И, наконец, любая политическая рефлексия - нормальная, ваша, моя, рефлексия жертвы политической власти, рефлексия исполнителя политической власти, рефлексия восторженного поклонника абсолютной политической власти, рефлексия критика политической власти - в равной мере приписывает этому знанию герметичность. Да, оно абсолютно правильное, оно одно, но, как мы уже сказали, оно не терпит вмешательства, оно герметично по определению. И эта герметичность - очень яркая феноменологическая черта абсолютного знания субъекта. И вы знаете, что является пределом любой герметичности? Да то, что сам субъект знания уже не знает - знает он или не знает.

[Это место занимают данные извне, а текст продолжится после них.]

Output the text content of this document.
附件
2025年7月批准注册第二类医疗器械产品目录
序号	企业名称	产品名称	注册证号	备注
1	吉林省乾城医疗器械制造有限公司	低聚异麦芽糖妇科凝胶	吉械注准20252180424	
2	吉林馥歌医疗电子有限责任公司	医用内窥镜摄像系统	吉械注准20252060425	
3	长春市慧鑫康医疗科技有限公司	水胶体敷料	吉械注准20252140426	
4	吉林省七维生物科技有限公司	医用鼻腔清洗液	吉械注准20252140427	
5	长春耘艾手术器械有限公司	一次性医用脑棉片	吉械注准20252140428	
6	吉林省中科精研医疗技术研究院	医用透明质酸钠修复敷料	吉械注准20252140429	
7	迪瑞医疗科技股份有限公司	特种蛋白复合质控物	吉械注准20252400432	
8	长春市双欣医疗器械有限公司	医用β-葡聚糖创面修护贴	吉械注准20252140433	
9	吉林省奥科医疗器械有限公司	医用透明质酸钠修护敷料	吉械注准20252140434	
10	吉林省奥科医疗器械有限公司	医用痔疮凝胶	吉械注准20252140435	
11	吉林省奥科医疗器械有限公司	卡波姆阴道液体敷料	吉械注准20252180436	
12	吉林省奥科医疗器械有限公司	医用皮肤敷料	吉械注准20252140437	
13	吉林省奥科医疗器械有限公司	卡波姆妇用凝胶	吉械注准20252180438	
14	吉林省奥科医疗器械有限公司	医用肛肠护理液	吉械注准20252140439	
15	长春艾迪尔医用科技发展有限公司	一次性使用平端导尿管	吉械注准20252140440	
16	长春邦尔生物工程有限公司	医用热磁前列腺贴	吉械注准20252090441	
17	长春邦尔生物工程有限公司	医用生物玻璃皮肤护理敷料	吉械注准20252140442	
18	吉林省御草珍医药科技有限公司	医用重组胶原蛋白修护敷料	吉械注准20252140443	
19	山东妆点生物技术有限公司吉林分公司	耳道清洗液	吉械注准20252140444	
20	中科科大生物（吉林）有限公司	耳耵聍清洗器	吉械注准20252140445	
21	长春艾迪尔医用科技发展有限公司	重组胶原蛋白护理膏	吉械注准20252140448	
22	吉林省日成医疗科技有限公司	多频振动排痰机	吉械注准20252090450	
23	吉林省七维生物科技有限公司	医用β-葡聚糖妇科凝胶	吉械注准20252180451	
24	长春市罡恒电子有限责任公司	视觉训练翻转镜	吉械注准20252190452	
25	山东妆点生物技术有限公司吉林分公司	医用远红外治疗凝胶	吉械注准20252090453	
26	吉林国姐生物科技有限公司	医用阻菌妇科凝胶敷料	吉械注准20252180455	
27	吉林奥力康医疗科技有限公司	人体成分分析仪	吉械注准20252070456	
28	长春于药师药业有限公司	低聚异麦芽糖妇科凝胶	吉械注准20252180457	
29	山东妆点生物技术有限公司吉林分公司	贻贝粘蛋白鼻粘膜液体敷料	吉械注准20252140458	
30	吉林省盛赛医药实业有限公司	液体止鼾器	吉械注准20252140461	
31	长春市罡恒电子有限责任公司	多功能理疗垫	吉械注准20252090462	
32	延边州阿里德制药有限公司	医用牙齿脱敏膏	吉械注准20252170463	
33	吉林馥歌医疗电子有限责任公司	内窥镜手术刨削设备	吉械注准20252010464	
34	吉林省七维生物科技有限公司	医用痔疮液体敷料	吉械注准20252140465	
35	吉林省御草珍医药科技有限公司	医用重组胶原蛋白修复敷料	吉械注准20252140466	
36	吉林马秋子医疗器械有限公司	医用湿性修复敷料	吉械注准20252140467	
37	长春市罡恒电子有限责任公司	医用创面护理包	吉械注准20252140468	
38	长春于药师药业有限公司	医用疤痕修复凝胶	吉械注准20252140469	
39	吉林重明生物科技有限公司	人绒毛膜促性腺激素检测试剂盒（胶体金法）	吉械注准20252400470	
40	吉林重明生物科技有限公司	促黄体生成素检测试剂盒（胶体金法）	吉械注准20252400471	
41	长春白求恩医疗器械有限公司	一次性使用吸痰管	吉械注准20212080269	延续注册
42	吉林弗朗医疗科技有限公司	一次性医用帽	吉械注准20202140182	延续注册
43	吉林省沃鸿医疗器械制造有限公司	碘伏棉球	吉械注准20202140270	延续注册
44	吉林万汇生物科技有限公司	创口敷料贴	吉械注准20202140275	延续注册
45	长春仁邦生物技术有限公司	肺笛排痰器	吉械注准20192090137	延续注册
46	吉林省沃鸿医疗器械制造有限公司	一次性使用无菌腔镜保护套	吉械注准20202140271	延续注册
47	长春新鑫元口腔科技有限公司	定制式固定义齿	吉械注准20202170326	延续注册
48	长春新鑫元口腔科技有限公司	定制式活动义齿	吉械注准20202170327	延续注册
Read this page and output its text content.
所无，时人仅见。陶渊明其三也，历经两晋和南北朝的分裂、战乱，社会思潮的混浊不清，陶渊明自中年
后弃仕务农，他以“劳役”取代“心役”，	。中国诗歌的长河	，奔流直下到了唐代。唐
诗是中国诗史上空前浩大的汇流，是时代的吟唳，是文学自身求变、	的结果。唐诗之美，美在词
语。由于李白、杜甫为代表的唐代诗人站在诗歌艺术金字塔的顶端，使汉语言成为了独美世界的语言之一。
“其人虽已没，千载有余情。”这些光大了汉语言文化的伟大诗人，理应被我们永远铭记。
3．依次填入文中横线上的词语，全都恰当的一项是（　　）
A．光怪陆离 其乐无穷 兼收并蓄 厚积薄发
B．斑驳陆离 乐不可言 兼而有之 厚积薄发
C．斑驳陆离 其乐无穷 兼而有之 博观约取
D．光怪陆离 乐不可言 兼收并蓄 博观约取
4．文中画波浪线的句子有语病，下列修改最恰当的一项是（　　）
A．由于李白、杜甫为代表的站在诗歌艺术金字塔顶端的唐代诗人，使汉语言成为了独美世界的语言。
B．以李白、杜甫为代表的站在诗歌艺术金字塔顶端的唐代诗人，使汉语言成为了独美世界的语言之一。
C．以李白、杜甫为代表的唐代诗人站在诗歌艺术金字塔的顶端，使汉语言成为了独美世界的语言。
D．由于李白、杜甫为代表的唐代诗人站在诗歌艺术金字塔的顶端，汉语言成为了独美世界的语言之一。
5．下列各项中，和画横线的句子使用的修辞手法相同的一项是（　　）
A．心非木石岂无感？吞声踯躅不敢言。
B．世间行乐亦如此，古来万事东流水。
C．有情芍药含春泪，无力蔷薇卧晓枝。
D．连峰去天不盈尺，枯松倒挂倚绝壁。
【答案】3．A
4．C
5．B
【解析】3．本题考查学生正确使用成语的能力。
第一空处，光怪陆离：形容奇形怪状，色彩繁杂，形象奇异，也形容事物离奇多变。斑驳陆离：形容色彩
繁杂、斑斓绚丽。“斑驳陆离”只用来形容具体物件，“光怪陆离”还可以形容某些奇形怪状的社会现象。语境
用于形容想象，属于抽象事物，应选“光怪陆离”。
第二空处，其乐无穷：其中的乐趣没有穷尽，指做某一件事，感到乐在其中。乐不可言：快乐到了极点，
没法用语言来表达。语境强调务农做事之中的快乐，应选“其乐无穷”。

Меня давно привлекало сопоставление двух примеров абсолютной политической власти - только я говорю о политической власти, а не о государстве, это совершенно разные вещи. Я думаю, что самой яркой параллелью к сталинизму как форме власти является правление первого Цезаря после Юлия Цезаря, Августа Октавиана. Тут, слава богу, есть исторические свидетельства: последние полгода его власти был просто кошмар, он уже сам не знал, что он знает. Он метался по комнате, как сумасшедший, и доносились его крики: «Дурак! Я же тебе говорил, ты же знаешь!» Но опять-таки, кроме них-то никто ничего не знал, был полный герметизм знания. А ведь это страшно, полный герметизм знания феноменологически приводит к тому, что и сам субъект знания его не знает, это приводит к кошмару и истерике. Или, скажем так, приводит к коллективному неврозу (не хочу затрагивать память великого шарлатана новейшего времени Зигмунда Фрейда): если они не знают, то кто знает? Знают-то только они. И отсюда этот страшный, идиотский термин - «они». Вот сидят замечательные русские интеллигенты на кухне и говорят: «Что они там еще выдумали?». Ведь мышление не является профессией интеллигента, ни в коем случае. Он талантливый физик, химик, ботаник, «князь Федор, мой племянник», как у Грибоедова, но он не занимается мышлением. И тогда следующий шаг: «А что нам тогда делать?». И философ говорит: «То, чего ты никогда не делал - подумай». Но если б вы знали, как это страшно - подумать.

Значит, со знанием все в порядке, оно абсолютно и герметично (только «они» знают, только фюрер знает, только Государственный департамент - это логово шарлатанов в смысле теоретических идей, которые они излагали, так ведь нет власти без логова шарлатанов). Но мы возвращаемся сейчас к мышлению. Постарайтесь понять это чисто феноменологическое определение: абсолютная политическая власть сводится к абсолютной тождественности мышления - не знания, мышления - объекта политической власти (то есть народа) и субъекта. Если бы мышление подданных советской власти в 30-е годы не было абсолютно тождественным - я повторю, не знание, не путайте, ради бога, и не философская рефлексия, она там и не ночевала, а мышление - мышление верха и низа не было абсолютно тождественным, в терминах положительных или отрицательных, в терминах любви или ненависти (не важно), то не было бы ни коллективизации, ни процессов 30-х годов, ни последующих чисток. Потому что люди, сидевшие в зале процессов, мыслили так же, как те, которые их пытали в застенках, а потом приказывали их расстреливать. Без этого абсолютная политическая власть немыслима - тождество мышления.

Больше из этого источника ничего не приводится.